Step 2. Relate to rotation about B immediately after impact

After the inelastic impact at B the crate rotates about B with angular speed ω′. Its moment of inertia about B (using the parallel‐axis theorem) is:

$$I_B = I_{\rm cm} + m\Bigl(\frac{a}{\sqrt2}\Bigr)^2 = \frac{ma^2}{6} + m\,\frac{a^2}{2} = m a^2\Bigl(\frac{1}{6}+\frac{1}{2}\Bigr) = \frac{2}{3}\, m\,a^2\,.$$

Since the impulsive force at B exerts no moment about B the angular momentum about B is conserved:

$$L_B(\text{after}) = I_B\,\omega'\,.$$

Conservation thus gives:

$$\frac{ma^2}{6}\, \omega_0 = \frac{2}{3}\,ma^2\,\omega'\,.$$

Canceling common factors, we find:

$$\omega' = \frac{1}{6}\Bigl/\frac{2}{3}\,\omega_0 = \frac{1}{6}\cdot\frac{3}{2}\,\omega_0 = \frac{\omega_0}{4}\,.$$

However the problem states that immediately after B strikes, the angular speed is written as

$$\frac{\omega_0}{K}\,.$$

Thus comparing, we read off:

$$K = 4\,.$$

Step 3. Energy loss during the impact

Although angular momentum is conserved, kinetic energy is not. Write the total kinetic energy in any inertial frame as the sum of translational energy of the center of mass plus the rotational energy about the center of mass.

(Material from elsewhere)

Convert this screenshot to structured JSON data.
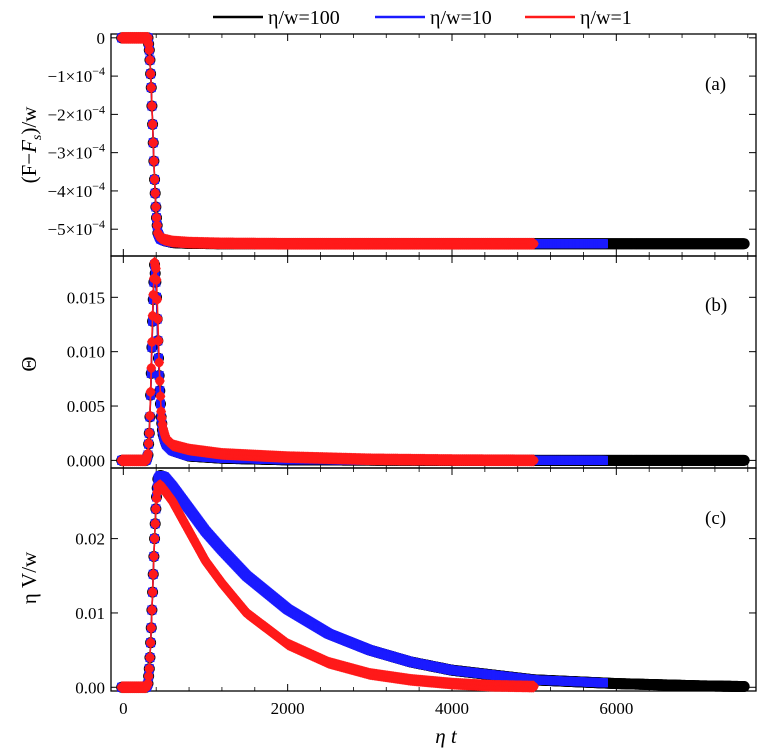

Before impact (rotation about A):

• The center of mass is at G = (a/2,a/2) so its speed is $$v_{G} = \omega_0\,\bigl|\vec{G}\bigr| = \omega_0\,\frac{a}{\sqrt{2}}\,.$$
• Thus, $$K_{\rm before} = \frac{1}{2}m\,v_G^2 + \frac{1}{2}I_{\rm cm}\,\omega_0^2 = \frac{1}{2}m\,\frac{a^2\omega_0^2}{2} + \frac{1}{2}\,\frac{ma^2}{6}\,\omega_0^2 = \frac{ma^2\omega_0^2}{4} + \frac{ma^2\omega_0^2}{12} = \frac{ma^2\omega_0^2}{3}\,.$$

After impact (rotation about B with ω′ = ω₀/4):

• The new center of mass (still G) is now at a distance from B of $$|\vec{G}-\vec{B}|=\frac{a}{\sqrt2}\,,$$ so its speed is $v'_G = \omega'\,a/\sqrt2 = (\omega_0\,a)/(4\sqrt2)$.
• Then, $$K_{\rm after} = \frac{1}{2}m\,(v'_G)^2 + \frac{1}{2}I_{\rm cm}\,(\omega')^2 = \frac{1}{2}m\,\frac{a^2\omega_0^2}{32\cdot 2^{-1}}\;?$$

Let’s compute carefully:

• v'_G^2 = \frac{a^2\omega_0^2}{16\cdot 2} = \frac{a^2\omega_0^2}{32}.

Thus,

$$\frac{1}{2}m\,v_G'^2 = \frac{1}{2}m\,\frac{a^2\omega_0^2}{32} = \frac{ma^2\omega_0^2}{64}\,.$$

Next,

$$\frac{1}{2}I_{\rm cm}\,(\omega')^2 = \frac{1}{2}\,\frac{ma^2}{6}\,\frac{\omega_0^2}{16} = \frac{ma^2\omega_0^2}{192}\,.$$

Thus,

$$K_{\rm after} = \frac{ma^2\omega_0^2}{64}+\frac{ma^2\omega_0^2}{192} = \frac{3ma^2\omega_0^2}{192}+\frac{ma^2\omega_0^2}{192} = \frac{4ma^2\omega_0^2}{192} = \frac{ma^2\omega_0^2}{48}\,.$$

The energy lost is:

$$\Delta K = K_{\rm before} - K_{\rm after} = \frac{ma^2\omega_0^2}{3} - \frac{ma^2\omega_0^2}{48} =\Bigl(\frac{16}{48}-\frac{1}{48}\Bigr)ma^2\omega_0^2 =\frac{15}{48}\,ma^2\omega_0^2 =\frac{5}{16}\,ma^2\omega_0^2\,.$$

Thus the fraction lost is:

$$\frac{\Delta K}{K_{\rm before}} = \frac{(5/16)\,ma^2\omega_0^2}{(1/3)\,ma^2\omega_0^2} = \frac{5}{16}\times\frac{3}{1} = \frac{15}{16}\,.$$

Since this fraction is given as $\frac{\alpha}{\beta}$ with $\alpha=15,\;\beta=16$, the problem asks for $\alpha+\beta=15+16=31$.